Industry
Diversifying the Economy: Saudi Arabia’s Automotive Ambitions
By Jochen Rudat | Jan 31, 2025

Saudi Arabia’s Vision 2030 is a transformative blueprint for economic diversification, aiming to reduce the Kingdom’s reliance on oil and foster growth in emerging industries. Among these, the automotive sector has emerged as a key focus, with ambitious plans to establish Saudi Arabia as a regional player in electric vehicle (EV) production. Through multi-billion-dollar investments, strategic partnerships, and a commitment to sustainability, the Kingdom is laying the groundwork for a new era of industrial growth.
A Vision Driven by Investment
Saudi Arabia’s automotive ambitions are backed by substantial investments. The Kingdom’s sovereign wealth fund, the Public Investment Fund (PIF), has taken center stage, funding high-profile brands like Aston Martin, EV ventures such as Lucid Motors and the launch of Ceer, Saudi Arabia’s first domestic EV brand. These initiatives are part of a broader strategy to produce 500,000 electric vehicles annually by 2030, leveraging partnerships with global players like Hyundai, which plans to build a manufacturing plant in the Kingdom.
The establishment of EVIQ, a Charge Point Operator tasked with developing Saudi Arabia’s EV charging infrastructure, further underscores the Kingdom’s commitment to creating a sustainable ecosystem for electric mobility.
Focusing on the Local Market
While the global EV market is highly competitive, Saudi Arabia is initially targeting the Gulf Cooperation Council (GCC) region, where unique conditions—such as extreme temperatures, long distances between urban centers, and varying fuel prices—demand vehicles that are both reliable and energy efficient. Ceer’s success will hinge on its ability to outperform established brands like Toyota, which has long dominated the GCC market with its reputation for affordability and durability.
However, Toyota’s slow adoption of EVs, driven by its focus on hydrogen technology, presents an opportunity for Saudi products to capture market share as regional demand for electric vehicles grows.
Learning from Global Leaders
China’s rise as an automotive powerhouse offers valuable lessons for Saudi Arabia. In 2024, China produced over 30 million vehicles, showcasing the importance of scale, vertical integration, and government support. By contrast, Saudi Arabia’s target of 500,000 EVs highlights, that through scale there is no win but by differentiation, which starts with basic needs, local talent.

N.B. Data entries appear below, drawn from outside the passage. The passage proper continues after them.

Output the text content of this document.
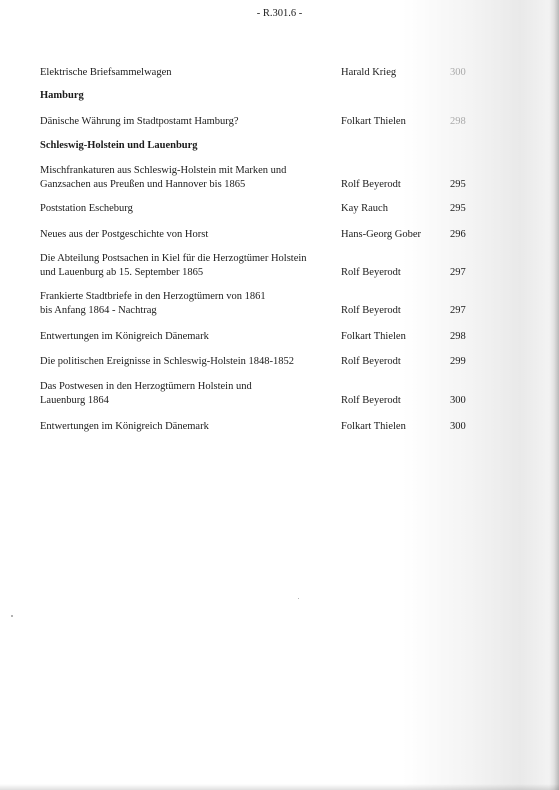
- R.301.6 -
Elektrische Briefsammelwagen	Harald Krieg	300
Hamburg
Dänische Währung im Stadtpostamt Hamburg?	Folkart Thielen	298
Schleswig-Holstein und Lauenburg
Mischfrankaturen aus Schleswig-Holstein mit Marken und
Ganzsachen aus Preußen und Hannover bis 1865	Rolf Beyerodt	295
Poststation Escheburg	Kay Rauch	295
Neues aus der Postgeschichte von Horst	Hans-Georg Gober	296
Die Abteilung Postsachen in Kiel für die Herzogtümer Holstein
und Lauenburg ab 15. September 1865	Rolf Beyerodt	297
Frankierte Stadtbriefe in den Herzogtümern von 1861
bis Anfang 1864 - Nachtrag	Rolf Beyerodt	297
Entwertungen im Königreich Dänemark	Folkart Thielen	298
Die politischen Ereignisse in Schleswig-Holstein 1848-1852	Rolf Beyerodt	299
Das Postwesen in den Herzogtümern Holstein und
Lauenburg 1864	Rolf Beyerodt	300
Entwertungen im Königreich Dänemark	Folkart Thielen	300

To address these challenges, the Kingdom is investing in workforce development through initiatives like the NAVA Academy and fostering local supply chains. A recent joint venture with Pirelli to establish a tire manufacturing facility is a step toward creating an integrated automotive ecosystem. Tires are a start, but self-driving technology, software, connectivity, and battery tech are considered a key differentiator in the new automotive world. Is the Kingdom ready for this? TASARU Mobility Investments, owned by PIF, was founded to support here and settle relevant companies.
Challenges and Global Implications
Despite its ambitious plans, Saudi Arabia faces significant hurdles. KSA currently lacks the extensive supplier networks that underpin established automotive hubs like Germany and Japan. Additionally, the absence of EV subsidies, coupled with heavily subsidized gasoline, raises questions about the economic incentives for consumers to switch to electric vehicles.
Moreover, Saudi Arabia’s energy generation remains heavily reliant on fossil fuels, which could undermine the environmental benefits of EV adoption. As the share of EVs increases domestically, an intriguing question arises: what will happen to the oil no longer consumed locally? Is the goal simply higher global oil exports pushed by greedy unit economics for the barrel?
The Road Ahead
Saudi Arabia’s foray into the automotive sector is a bold and ambitious endeavor with the potential to reshape the regional automotive landscape. However, success is far from guaranteed. The global automotive market operates in hyper-competition with established players who dominate through superior technology, design, distribution partnerships and brand loyalty. China builds cars in 18 months now, from idea to market. Lucid, with around 10,000 deliveries last year, is already far behind its own targets communicated during the IPO—a number that doesn’t cause Tesla, with around 1.78 million EV deliveries in 2024, any sleepless nights.
To stand out, Saudi Arabia must deliver exciting, innovative, high-quality products that exceed local consumer expectations, which are not priced out in addition. This will require not only significant investments, but also a relentless focus on local consumer needs and pain points, the translation to meaningful R&D, supply chain success, and workforce training—from welding to software. In good news, in national car statistics around the world, you usually find a local player in the top five. Tapping into the local pride seems to be a chance.
Saudi Arabia’s automotive ambitions are a cornerstone of its broader economic diversification strategy. While the challenges are substantial, the Kingdom’s commitment to innovation, sustainability, and strategic partnerships positions it as a potential disruptor in the automotive industry. The road ahead is long, but with Vision 2030 as its guide and powerful economic partners, Saudi Arabia can accelerate toward a future beyond oil. And the planet needs it.